Notre processus de création débute d’ordinaire par une lecture publique du spectacle à venir, où nous invitons nos futurs spectateurs à entendre le texte une première fois, sans mise en scène, presque à l’état brut.
Il s’agit pour nous de directement confronter la matière au public alors même que nous sommes fragiles et débordant de questions à résoudre. Cette nécessaire mise en danger de notre part nous fait avancer.
Parfois certaines personnes non initiées à la création d’un spectacle croient que tout est écrit et qu’il suffit aux artistes d’exécuter.
Ainsi, lors de la première lecture de Rester Sage, un monsieur m’a posé la question « Comment allez-vous faire pour monter cette scène-ci ? ». La question était pertinente et quand nous avons répondu »Très bonne question Monsieur; nous n’en savons encore rien du tout. », il était étonné, il n’en revenait pas.
Pour la première fois, plusieurs personnes dans la salle ont pris conscience du travail de recherche dramaturgique et scénique que demande la création d’un spectacle, qu’il ne suffit pas d’exécuter, que nous n’avons pas toutes les réponses d’emblée, et surtout qu’elles sont multiples et procèdent de choix.

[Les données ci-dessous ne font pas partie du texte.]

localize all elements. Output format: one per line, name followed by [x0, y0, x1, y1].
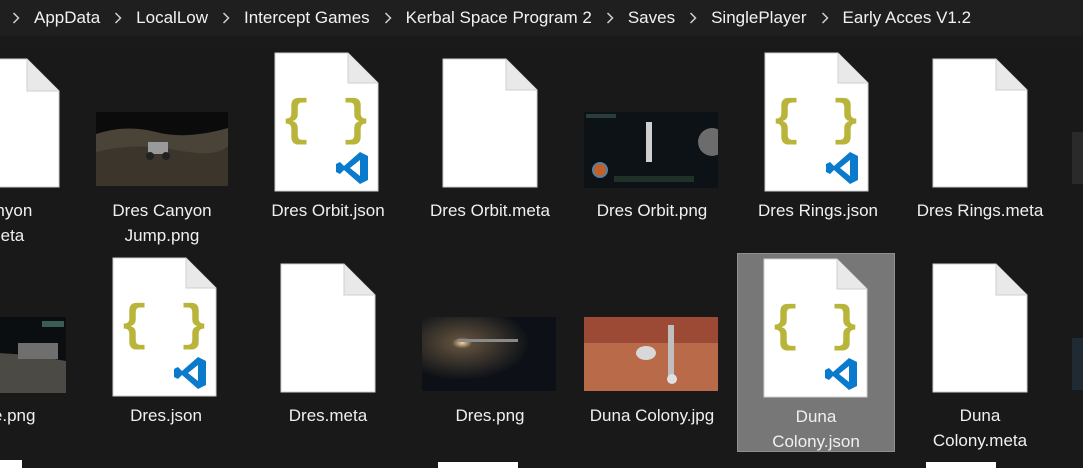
svg-text:{ }: { } — [771, 93, 861, 150]
breadcrumb-saves[interactable]: Saves — [626, 6, 677, 30]
file-name: Dres.meta — [288, 406, 368, 425]
breadcrumb-singleplayer[interactable]: SinglePlayer — [709, 6, 808, 30]
json-file-icon: { } — [250, 48, 406, 192]
file-name: Duna Colony.json — [772, 407, 860, 451]
file-name: Dres Orbit.meta — [430, 201, 550, 220]
breadcrumb-ksp2[interactable]: Kerbal Space Program 2 — [404, 6, 594, 30]
file-name: Dres Orbit.json — [271, 201, 385, 220]
file-name: Dres Rings.json — [758, 201, 878, 220]
file-item-selected[interactable]: { } Duna Colony.json — [737, 253, 895, 452]
chevron-right-icon[interactable] — [381, 11, 395, 25]
file-item[interactable]: Dres.meta — [250, 253, 406, 449]
file-item[interactable]: Dres Canyon Jump.png — [84, 48, 240, 245]
chevron-right-icon[interactable] — [219, 11, 233, 25]
chevron-right-icon[interactable] — [111, 11, 125, 25]
blank-document-icon — [902, 48, 1058, 190]
image-thumbnail — [84, 48, 240, 190]
blank-document-icon — [412, 48, 568, 190]
file-item[interactable]: Dres Orbit.png — [574, 48, 730, 244]
breadcrumb: AppData LocalLow Intercept Games Kerbal … — [0, 0, 973, 36]
blank-document-icon — [902, 253, 1058, 395]
file-item[interactable]: { } Dres Rings.json — [740, 48, 896, 244]
image-thumbnail — [574, 253, 730, 395]
breadcrumb-appdata[interactable]: AppData — [32, 6, 102, 30]
chevron-right-icon[interactable] — [818, 11, 832, 25]
chevron-right-icon[interactable] — [686, 11, 700, 25]
breadcrumb-early-acces[interactable]: Early Acces V1.2 — [841, 6, 974, 30]
divider — [0, 36, 1083, 48]
file-name: Dres.json — [130, 406, 202, 425]
image-thumbnail — [574, 48, 730, 190]
file-item[interactable]: { } Dres.json — [88, 253, 244, 449]
file-item[interactable]: Duna Colony.meta — [902, 253, 1058, 450]
blank-document-icon — [250, 253, 406, 395]
file-item[interactable]: Dres.png — [412, 253, 568, 449]
image-thumbnail — [0, 253, 78, 395]
chevron-right-icon[interactable] — [603, 11, 617, 25]
image-thumbnail — [1072, 132, 1083, 184]
json-file-icon: { } — [740, 48, 896, 192]
svg-text:{ }: { } — [770, 299, 860, 356]
file-item[interactable]: Duna Colony.jpg — [574, 253, 730, 449]
file-grid: Canyon .meta Dres Canyon Jump.png { } — [0, 48, 1083, 468]
file-item[interactable]: rface.png — [0, 253, 78, 449]
svg-text:{ }: { } — [119, 298, 209, 355]
breadcrumb-intercept-games[interactable]: Intercept Games — [242, 6, 372, 30]
file-item[interactable]: { } Dres Orbit.json — [250, 48, 406, 244]
file-item[interactable]: Dres Orbit.meta — [412, 48, 568, 244]
blank-document-icon — [0, 460, 22, 468]
blank-document-icon — [438, 462, 518, 468]
address-bar[interactable]: AppData LocalLow Intercept Games Kerbal … — [0, 0, 1083, 36]
file-name: Dres Canyon Jump.png — [112, 201, 212, 245]
chevron-right-icon[interactable] — [9, 11, 23, 25]
svg-text:{ }: { } — [281, 93, 371, 150]
blank-document-icon — [926, 462, 996, 468]
image-thumbnail — [1072, 338, 1083, 390]
file-item[interactable]: Canyon .meta — [0, 48, 81, 245]
file-name: Dres Rings.meta — [916, 201, 1044, 220]
file-name: rface.png — [0, 406, 36, 425]
file-item[interactable]: Dres Rings.meta — [902, 48, 1058, 244]
json-file-icon: { } — [738, 254, 894, 398]
file-name: Dres Orbit.png — [596, 201, 708, 220]
file-name: Duna Colony.jpg — [589, 406, 715, 425]
file-name: Dres.png — [455, 406, 525, 425]
file-name: Duna Colony.meta — [932, 406, 1028, 450]
json-file-icon: { } — [88, 253, 244, 397]
image-thumbnail — [412, 253, 568, 395]
file-name: Canyon .meta — [0, 201, 33, 245]
blank-document-icon — [0, 48, 81, 190]
breadcrumb-locallow[interactable]: LocalLow — [134, 6, 210, 30]
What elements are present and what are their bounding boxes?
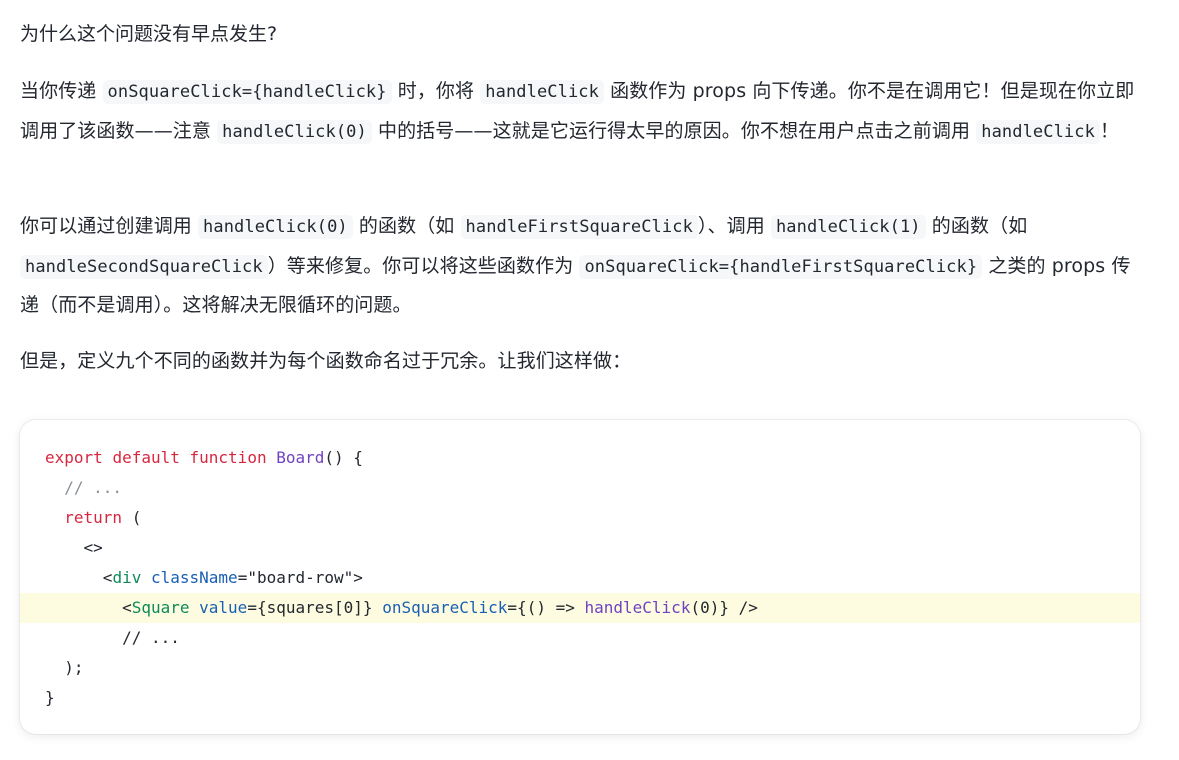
code-line-4: <> xyxy=(20,533,1140,563)
code-line-1: export default function Board() { xyxy=(20,443,1140,473)
code-line-2: // ... xyxy=(20,473,1140,503)
code-line-5: <div className="board-row"> xyxy=(20,563,1140,593)
function-name: Board xyxy=(276,448,325,467)
code-text: <> xyxy=(83,538,103,557)
jsx-attribute: onSquareClick xyxy=(382,598,508,617)
code-text: ( xyxy=(122,508,142,527)
code-block: export default function Board() { // ...… xyxy=(20,420,1140,734)
code-comment: // ... xyxy=(64,478,123,497)
inline-code: handleClick(1) xyxy=(770,215,926,239)
code-line-7: // ... xyxy=(20,623,1140,653)
function-name: handleClick xyxy=(584,598,691,617)
code-text: < xyxy=(102,568,113,587)
text: 时，你将 xyxy=(391,80,481,102)
code-line-6-highlighted: <Square value={squares[0]} onSquareClick… xyxy=(20,593,1140,623)
text: ）等来修复。你可以将这些函数作为 xyxy=(267,254,580,277)
text: 当你传递 xyxy=(20,80,103,102)
keyword: function xyxy=(189,448,267,467)
code-text: = xyxy=(237,568,248,587)
keyword: default xyxy=(112,448,180,467)
text: 中的括号——这就是它运行得太早的原因。你不想在用户点击之前调用 xyxy=(371,119,977,142)
inline-code: onSquareClick={handleFirstSquareClick} xyxy=(579,254,983,279)
inline-code: handleSecondSquareClick xyxy=(20,254,268,279)
text: 的函数（如 xyxy=(352,215,461,237)
paragraph-2: 你可以通过创建调用 handleClick(0) 的函数（如 handleFir… xyxy=(20,207,1145,325)
inline-code: handleFirstSquareClick xyxy=(460,215,698,239)
string-literal: "board-row" xyxy=(247,568,354,587)
code-text: > xyxy=(353,568,363,587)
text: ）、调用 xyxy=(697,215,771,237)
inline-code: handleClick(0) xyxy=(198,215,353,239)
code-line-9: } xyxy=(20,683,1140,713)
paragraph-1: 当你传递 onSquareClick={handleClick} 时，你将 ha… xyxy=(20,72,1145,151)
text: ！ xyxy=(1099,119,1120,142)
inline-code: handleClick xyxy=(480,80,604,104)
jsx-tag: Square xyxy=(131,598,190,617)
code-text: () { xyxy=(324,448,363,467)
code-text: ={squares[0]} xyxy=(247,598,373,617)
text: 的函数（如 xyxy=(925,215,1028,237)
text: 你可以通过创建调用 xyxy=(20,215,199,237)
jsx-attribute: value xyxy=(199,598,248,617)
code-line-3: return ( xyxy=(20,503,1140,533)
paragraph-3: 但是，定义九个不同的函数并为每个函数命名过于冗余。让我们这样做： xyxy=(20,350,632,372)
code-text: ={() => xyxy=(507,598,585,617)
inline-code: onSquareClick={handleClick} xyxy=(102,80,392,104)
code-text: ); xyxy=(64,658,84,677)
keyword: export xyxy=(45,448,103,467)
inline-code: handleClick xyxy=(976,119,1100,144)
jsx-attribute: className xyxy=(150,568,238,587)
code-line-8: ); xyxy=(20,653,1140,683)
code-text: } xyxy=(45,688,55,707)
page: 为什么这个问题没有早点发生? 当你传递 onSquareClick={handl… xyxy=(0,0,1179,760)
section-heading: 为什么这个问题没有早点发生? xyxy=(20,23,278,45)
jsx-tag: div xyxy=(112,568,142,587)
code-text: < xyxy=(122,598,132,617)
code-text: // ... xyxy=(122,628,180,647)
inline-code: handleClick(0) xyxy=(217,119,372,144)
keyword: return xyxy=(64,508,123,527)
code-text: (0)} /> xyxy=(690,598,758,617)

Que d’abord il faut construire.
Comme un artisan.
Le public prend part à la construction, en nous renvoyant l’image, le son, les émotions de ce que nous jouons.
À quel comédien n’est-il pas arrivé de découvrir le véritable sens de certaines scènes le soir de la première quand le public, ce partenaire essentiel, est enfin là ?
C’est le public qui est à la bonne distance pour dire si la planche qu’on est en train de clouer est bien horizontale ou un peu penchée. Bien sûr nous faisons en sorte que les planches soient le plus justement clouées, et bien sûr il ne s’agit surtout pas de »vouloir plaire à tout le monde » (c’est toujours louche), car untel verra la planche horizontale quand elle sera penchée pour l’autre.
Il n’en reste pas moins que le public est détenteur d’un savoir, d’une oreille, d’un œil, que nous aurions tort d’ignorer.